Baktığın her şeyde ALLAH’ı görenlerden ol.Ağaçları,çiçekleri,hayvanları…
“Hatta bir gün kedilere baktım. Yalnız yemeklerini yediler, oynadılar, yattılar. Hatırıma geldi: ‘Nasıl bu vazifesiz canavarcıklara mübarek denilir?’ Sonra gece yatmak için uzandım. Baktım, o kedilerden birisi geldi, yastığıma dayandı ağzını kulağıma getirdi. Sarih bir surette ‘Yâ Rahîm, yâ Rahîm, yâ Rahîm, yâ Rahîm’ diyerek güya hatırıma gelen itirazı ve tahkiri, taifesi namına reddedip yüzüme çarptı. Aklıma geldi: ‘Acaba şu zikir bu ferde mi mahsustur, yoksa taifesine mi âmmdır? Ve işitmek yalnızca benim gibi haksız bir müterize mi münhasırdır, yoksa herkes dikkat etse bir derece işitebilir mi?” (Sözler)
Anla artık insanoğlu! Hayvanlar bile ALLAH’ı zikrederken sen ne(y)den kaçıyorsun? Kainata bakıp mükemmelliği görürken, neden kainatı yaratanı unutuyorsun? Güneş gibi parlak hakikat dururken, neden görmek istemeyip göz yumuyorsun. Ölü bir kalbi diriltmek senin elinde, kalbini çerçeveleyen o doğru bildiğin yanlışlardan kurtulmak senin elinde… Şimdi kır at o çerçeveyi ve yeniden dirilt kalbini!..”Diril Artık Ey Kalbim!” diye haykır haykırabildiğince.!

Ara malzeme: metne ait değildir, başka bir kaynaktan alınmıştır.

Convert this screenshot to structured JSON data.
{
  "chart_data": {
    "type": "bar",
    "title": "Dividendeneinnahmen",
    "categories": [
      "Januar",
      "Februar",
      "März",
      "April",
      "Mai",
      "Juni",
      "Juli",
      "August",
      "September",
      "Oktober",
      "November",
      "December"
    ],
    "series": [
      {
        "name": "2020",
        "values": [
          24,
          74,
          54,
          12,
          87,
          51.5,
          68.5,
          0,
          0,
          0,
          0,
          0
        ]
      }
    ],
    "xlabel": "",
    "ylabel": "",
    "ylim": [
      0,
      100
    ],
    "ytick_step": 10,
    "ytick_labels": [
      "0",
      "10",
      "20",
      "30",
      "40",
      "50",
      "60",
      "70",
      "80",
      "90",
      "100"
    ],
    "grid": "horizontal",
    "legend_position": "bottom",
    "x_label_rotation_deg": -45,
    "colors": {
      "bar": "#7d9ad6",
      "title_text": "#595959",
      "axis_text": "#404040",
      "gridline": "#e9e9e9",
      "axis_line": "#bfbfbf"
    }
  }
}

Kur’ân-ı Kerim’de “Yeryüzünde hiç gezmediler mi düşünebilecekleri kalpleri ve işitebilecekleri kulakları olsun? Zîrâ asıl kör olan (maddî) gözler değil (basîretlerini kaybeden) göğüslerdeki kalpleridir.”
Hakikat denizlerine açılmak icin zaman bekleme, ne acı ki belki beklediğin o zamana ulaşamadan öleceksin! “Ölmek” , “Ölüm” ne hakikat dolu bir kelime..!En sevdiklerinden ayrılacaksın. Bindiğin arabadan, kullandığın telefondan, en sevdiğin ayakkabından vs.
Ve sonra yavaş yavaş vicdan sızılamaya başlayacak ve kendine soruların :

ALLAH Teâlâ’nın emirlerine itaat edip,yasaklarından sakınmak ve kazâsına rıza göstermek hususunda sabrettim mi?

Haramları ve haram olma ihtimali olan şüphelileri terkettim mi?

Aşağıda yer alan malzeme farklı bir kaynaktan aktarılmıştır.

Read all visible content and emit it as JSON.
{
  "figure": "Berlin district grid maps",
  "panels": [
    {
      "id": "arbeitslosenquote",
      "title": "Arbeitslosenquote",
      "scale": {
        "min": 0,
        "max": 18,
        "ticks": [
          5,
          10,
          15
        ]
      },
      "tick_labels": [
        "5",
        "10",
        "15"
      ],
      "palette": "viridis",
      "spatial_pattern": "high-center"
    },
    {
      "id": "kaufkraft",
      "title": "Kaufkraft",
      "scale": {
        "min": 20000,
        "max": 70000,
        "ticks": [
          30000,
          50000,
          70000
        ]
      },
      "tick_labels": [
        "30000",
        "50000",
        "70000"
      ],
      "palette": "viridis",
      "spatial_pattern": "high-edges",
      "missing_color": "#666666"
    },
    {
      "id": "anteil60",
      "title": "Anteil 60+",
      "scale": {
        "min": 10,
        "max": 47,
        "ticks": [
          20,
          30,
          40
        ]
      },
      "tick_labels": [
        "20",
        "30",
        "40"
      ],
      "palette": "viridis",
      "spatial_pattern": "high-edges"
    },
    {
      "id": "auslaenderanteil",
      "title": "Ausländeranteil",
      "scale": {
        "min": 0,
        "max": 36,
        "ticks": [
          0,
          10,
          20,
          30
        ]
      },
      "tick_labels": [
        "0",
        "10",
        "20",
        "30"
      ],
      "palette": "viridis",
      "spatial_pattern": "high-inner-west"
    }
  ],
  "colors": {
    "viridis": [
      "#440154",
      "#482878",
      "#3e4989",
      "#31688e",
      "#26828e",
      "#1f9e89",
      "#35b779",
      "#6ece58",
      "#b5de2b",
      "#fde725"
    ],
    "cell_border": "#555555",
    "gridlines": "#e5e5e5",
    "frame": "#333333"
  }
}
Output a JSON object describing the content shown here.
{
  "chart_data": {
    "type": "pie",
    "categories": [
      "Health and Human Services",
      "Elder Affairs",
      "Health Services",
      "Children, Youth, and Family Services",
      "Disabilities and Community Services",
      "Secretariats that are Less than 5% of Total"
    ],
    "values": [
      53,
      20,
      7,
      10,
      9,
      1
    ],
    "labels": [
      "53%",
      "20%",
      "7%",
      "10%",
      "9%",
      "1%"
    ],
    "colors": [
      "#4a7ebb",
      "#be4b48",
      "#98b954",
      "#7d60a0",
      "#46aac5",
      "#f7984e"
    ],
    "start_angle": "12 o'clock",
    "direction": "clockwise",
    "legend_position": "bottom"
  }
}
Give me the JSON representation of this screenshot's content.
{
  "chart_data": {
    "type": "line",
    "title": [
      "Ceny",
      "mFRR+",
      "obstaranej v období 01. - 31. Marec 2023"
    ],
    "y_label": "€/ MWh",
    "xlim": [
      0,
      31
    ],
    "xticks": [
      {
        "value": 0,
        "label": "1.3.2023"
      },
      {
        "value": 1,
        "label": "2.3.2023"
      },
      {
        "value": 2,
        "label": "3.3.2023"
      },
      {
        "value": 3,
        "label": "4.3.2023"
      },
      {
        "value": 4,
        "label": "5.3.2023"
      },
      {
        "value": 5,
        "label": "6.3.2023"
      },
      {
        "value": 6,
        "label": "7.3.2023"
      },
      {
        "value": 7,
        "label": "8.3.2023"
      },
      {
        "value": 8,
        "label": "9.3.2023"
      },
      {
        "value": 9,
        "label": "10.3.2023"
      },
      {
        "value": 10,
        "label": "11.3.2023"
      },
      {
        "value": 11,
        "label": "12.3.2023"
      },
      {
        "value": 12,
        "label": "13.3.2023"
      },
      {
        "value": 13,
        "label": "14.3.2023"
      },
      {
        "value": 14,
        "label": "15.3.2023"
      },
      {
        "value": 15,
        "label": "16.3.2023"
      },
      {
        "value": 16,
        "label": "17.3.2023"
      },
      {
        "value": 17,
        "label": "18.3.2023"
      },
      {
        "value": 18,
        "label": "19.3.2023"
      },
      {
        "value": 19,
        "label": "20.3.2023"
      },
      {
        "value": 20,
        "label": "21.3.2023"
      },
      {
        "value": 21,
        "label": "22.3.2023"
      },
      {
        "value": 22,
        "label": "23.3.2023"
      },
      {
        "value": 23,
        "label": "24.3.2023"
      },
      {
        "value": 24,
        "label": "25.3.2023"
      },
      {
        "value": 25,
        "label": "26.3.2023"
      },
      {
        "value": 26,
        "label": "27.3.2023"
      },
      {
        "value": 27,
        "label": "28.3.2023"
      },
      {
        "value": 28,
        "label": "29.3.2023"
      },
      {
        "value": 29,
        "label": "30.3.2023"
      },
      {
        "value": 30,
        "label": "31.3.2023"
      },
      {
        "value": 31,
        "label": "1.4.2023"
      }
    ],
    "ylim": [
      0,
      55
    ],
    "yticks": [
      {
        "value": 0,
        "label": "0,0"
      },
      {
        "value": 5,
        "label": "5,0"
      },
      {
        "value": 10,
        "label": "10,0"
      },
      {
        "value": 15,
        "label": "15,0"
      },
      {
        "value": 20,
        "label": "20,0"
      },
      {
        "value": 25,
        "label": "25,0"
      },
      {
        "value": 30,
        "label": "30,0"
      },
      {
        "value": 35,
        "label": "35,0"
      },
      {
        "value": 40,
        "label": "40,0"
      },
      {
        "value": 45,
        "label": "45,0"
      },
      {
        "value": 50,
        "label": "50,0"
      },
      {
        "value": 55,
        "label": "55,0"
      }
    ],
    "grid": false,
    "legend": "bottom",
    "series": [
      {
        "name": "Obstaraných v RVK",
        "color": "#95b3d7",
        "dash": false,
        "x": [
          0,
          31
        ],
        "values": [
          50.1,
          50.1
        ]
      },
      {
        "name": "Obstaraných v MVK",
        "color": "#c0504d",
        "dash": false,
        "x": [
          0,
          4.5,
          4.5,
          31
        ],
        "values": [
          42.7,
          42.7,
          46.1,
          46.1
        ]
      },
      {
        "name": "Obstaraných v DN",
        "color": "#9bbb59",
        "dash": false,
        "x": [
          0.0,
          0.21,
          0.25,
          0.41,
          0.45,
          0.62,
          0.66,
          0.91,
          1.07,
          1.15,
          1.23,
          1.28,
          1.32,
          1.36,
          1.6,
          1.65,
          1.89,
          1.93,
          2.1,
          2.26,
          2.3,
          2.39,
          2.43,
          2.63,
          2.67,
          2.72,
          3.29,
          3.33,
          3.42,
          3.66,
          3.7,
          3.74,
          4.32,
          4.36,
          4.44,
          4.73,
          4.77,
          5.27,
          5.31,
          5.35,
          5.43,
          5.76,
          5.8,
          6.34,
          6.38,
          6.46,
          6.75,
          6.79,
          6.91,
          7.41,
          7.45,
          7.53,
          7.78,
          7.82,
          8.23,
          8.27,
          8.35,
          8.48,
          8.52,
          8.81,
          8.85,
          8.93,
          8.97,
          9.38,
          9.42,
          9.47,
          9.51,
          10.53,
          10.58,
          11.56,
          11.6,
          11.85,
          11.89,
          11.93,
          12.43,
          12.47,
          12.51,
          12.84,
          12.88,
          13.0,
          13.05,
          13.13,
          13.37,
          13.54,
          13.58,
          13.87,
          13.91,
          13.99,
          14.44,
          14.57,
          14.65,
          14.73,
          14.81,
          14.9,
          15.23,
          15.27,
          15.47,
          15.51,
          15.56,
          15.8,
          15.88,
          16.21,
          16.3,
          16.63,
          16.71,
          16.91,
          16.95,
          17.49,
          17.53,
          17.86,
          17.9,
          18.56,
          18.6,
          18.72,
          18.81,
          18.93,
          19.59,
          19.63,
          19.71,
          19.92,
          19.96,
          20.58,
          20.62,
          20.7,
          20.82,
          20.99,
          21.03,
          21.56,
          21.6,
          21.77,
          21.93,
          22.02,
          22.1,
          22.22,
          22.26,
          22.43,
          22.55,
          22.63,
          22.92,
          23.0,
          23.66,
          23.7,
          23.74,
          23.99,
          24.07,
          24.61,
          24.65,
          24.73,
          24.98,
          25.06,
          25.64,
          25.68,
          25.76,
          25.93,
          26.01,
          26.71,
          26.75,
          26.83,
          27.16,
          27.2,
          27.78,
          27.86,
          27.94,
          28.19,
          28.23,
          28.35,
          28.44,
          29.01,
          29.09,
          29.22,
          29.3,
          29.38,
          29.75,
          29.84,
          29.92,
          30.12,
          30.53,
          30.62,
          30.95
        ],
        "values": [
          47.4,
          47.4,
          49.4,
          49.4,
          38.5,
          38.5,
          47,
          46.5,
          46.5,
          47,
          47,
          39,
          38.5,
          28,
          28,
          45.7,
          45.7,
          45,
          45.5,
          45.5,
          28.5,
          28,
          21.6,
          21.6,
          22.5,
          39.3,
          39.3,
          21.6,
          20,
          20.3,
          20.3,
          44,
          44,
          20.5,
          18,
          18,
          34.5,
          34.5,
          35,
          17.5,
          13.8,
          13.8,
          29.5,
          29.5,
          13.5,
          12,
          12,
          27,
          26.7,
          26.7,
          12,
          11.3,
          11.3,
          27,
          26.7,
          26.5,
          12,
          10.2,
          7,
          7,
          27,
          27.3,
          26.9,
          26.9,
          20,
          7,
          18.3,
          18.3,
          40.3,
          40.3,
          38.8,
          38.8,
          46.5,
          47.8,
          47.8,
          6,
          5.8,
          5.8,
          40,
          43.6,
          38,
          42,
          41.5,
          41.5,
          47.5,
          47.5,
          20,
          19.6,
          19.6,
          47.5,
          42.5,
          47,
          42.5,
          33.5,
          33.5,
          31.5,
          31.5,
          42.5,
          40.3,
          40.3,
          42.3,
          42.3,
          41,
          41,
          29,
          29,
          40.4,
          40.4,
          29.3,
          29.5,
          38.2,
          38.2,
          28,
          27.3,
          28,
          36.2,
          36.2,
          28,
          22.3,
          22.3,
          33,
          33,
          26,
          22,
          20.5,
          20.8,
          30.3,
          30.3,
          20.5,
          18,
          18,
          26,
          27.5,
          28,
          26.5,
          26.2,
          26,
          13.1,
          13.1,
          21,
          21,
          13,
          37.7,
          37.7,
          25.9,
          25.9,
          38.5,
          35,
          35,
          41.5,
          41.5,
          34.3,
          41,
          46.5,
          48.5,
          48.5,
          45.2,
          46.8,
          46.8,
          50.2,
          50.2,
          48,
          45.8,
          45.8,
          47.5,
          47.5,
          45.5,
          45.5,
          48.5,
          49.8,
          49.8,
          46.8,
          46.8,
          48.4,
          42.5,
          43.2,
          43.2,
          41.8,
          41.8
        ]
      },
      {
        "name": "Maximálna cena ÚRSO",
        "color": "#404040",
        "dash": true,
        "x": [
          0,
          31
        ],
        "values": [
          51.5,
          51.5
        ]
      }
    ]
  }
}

Sünnet-i seniyyeye uymak ve unutulan sünnetleri ihya ettim mi?

Ashâb-ı kirâmı sevmek, onlardan razı olmak, onların kıymet ve şereflerini yüksek tuttum mu?

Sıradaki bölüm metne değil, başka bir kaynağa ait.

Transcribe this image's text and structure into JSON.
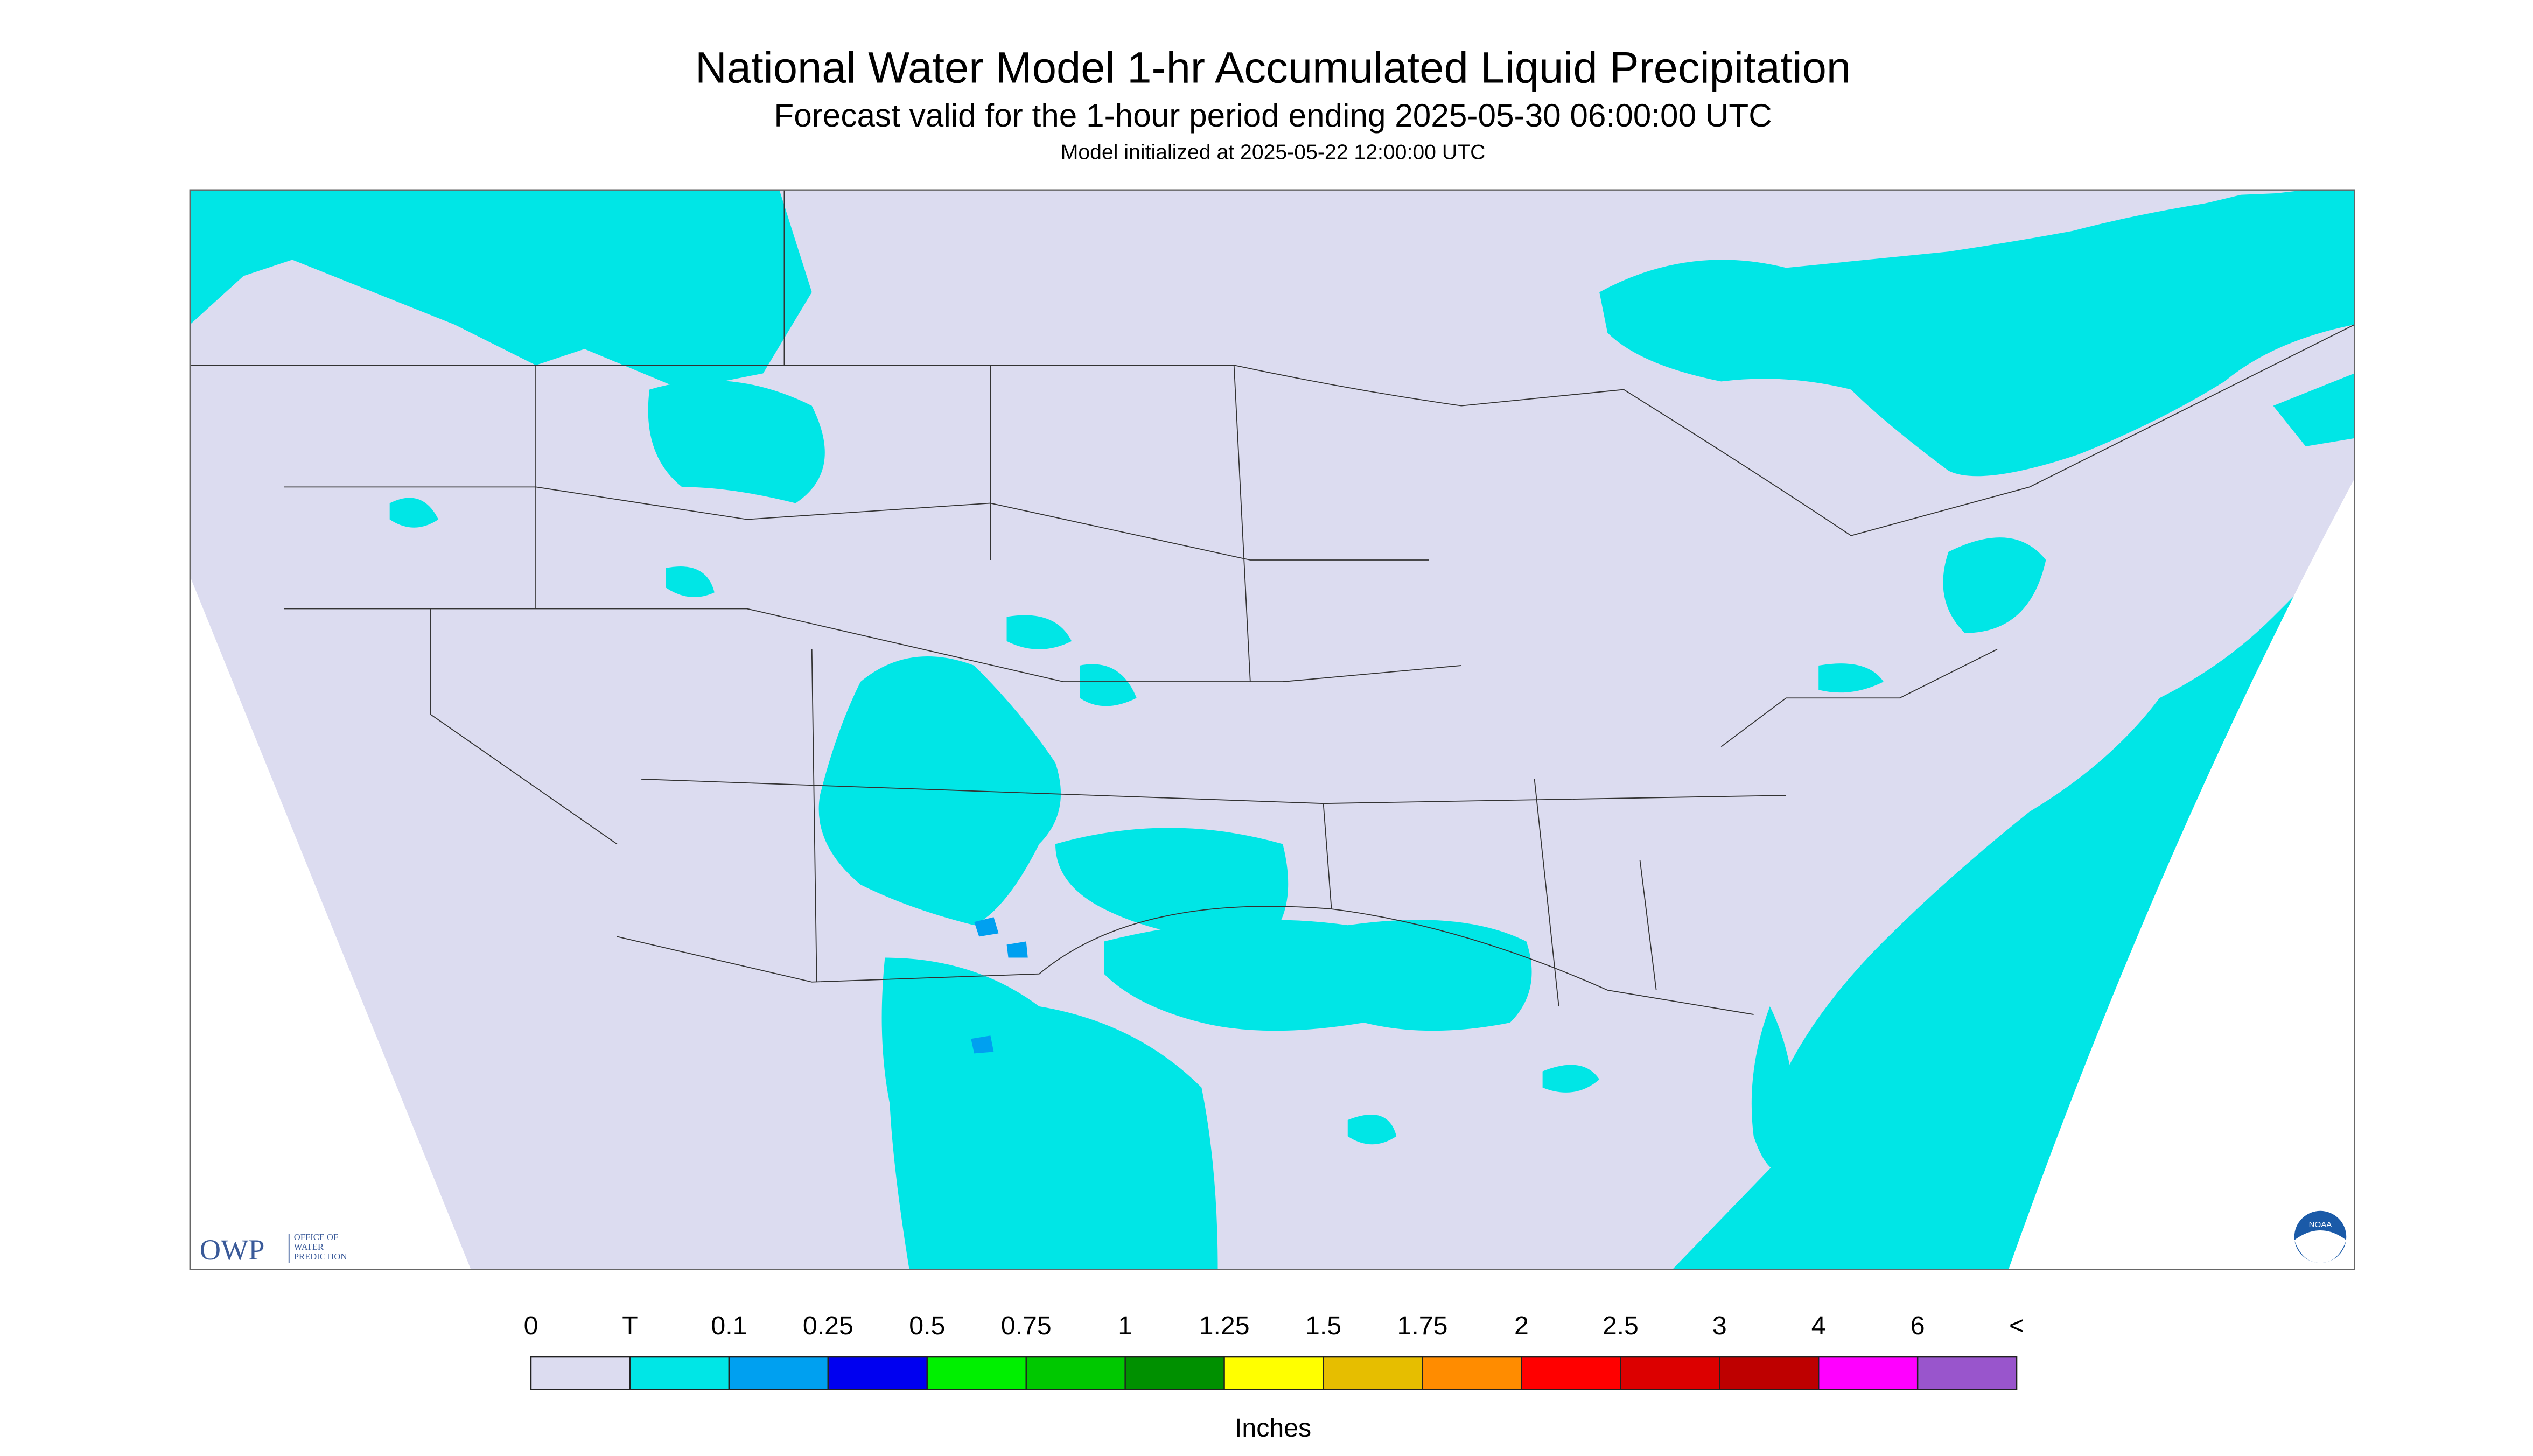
{
  "header": {
    "title": "National Water Model 1-hr Accumulated Liquid Precipitation",
    "subtitle": "Forecast valid for the 1-hour period ending 2025-05-30 06:00:00 UTC",
    "initialized": "Model initialized at 2025-05-22 12:00:00 UTC"
  },
  "logos": {
    "owp": "OWP",
    "owp_lines": [
      "OFFICE OF",
      "WATER",
      "PREDICTION"
    ],
    "noaa": "NOAA"
  },
  "legend": {
    "labels": [
      "0",
      "T",
      "0.1",
      "0.25",
      "0.5",
      "0.75",
      "1",
      "1.25",
      "1.5",
      "1.75",
      "2",
      "2.5",
      "3",
      "4",
      "6",
      "<"
    ],
    "colors": [
      "#dcdcf0",
      "#00e6e6",
      "#00a0f0",
      "#0000f0",
      "#00f000",
      "#00c800",
      "#009000",
      "#ffff00",
      "#e6be00",
      "#ff8c00",
      "#ff0000",
      "#dc0000",
      "#be0000",
      "#ff00ff",
      "#9955cc"
    ],
    "unit": "Inches"
  }
}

Âlimlere, büyüklere ve fazilet sahibi kimselere hürmet ettim mi?

ALLAH Teâlâ’nın ninetlerine şükrettim mi?

Nefsimi sürekli hesaba çektim mi?

Müslümanların ihtiyacını giderdim mi?

Müslümanların ayıbını örttüm mü?

Namazları ilk vakitlerinde kıldım mı?

Dinen yasaklanan işlerden uzak durdum mu?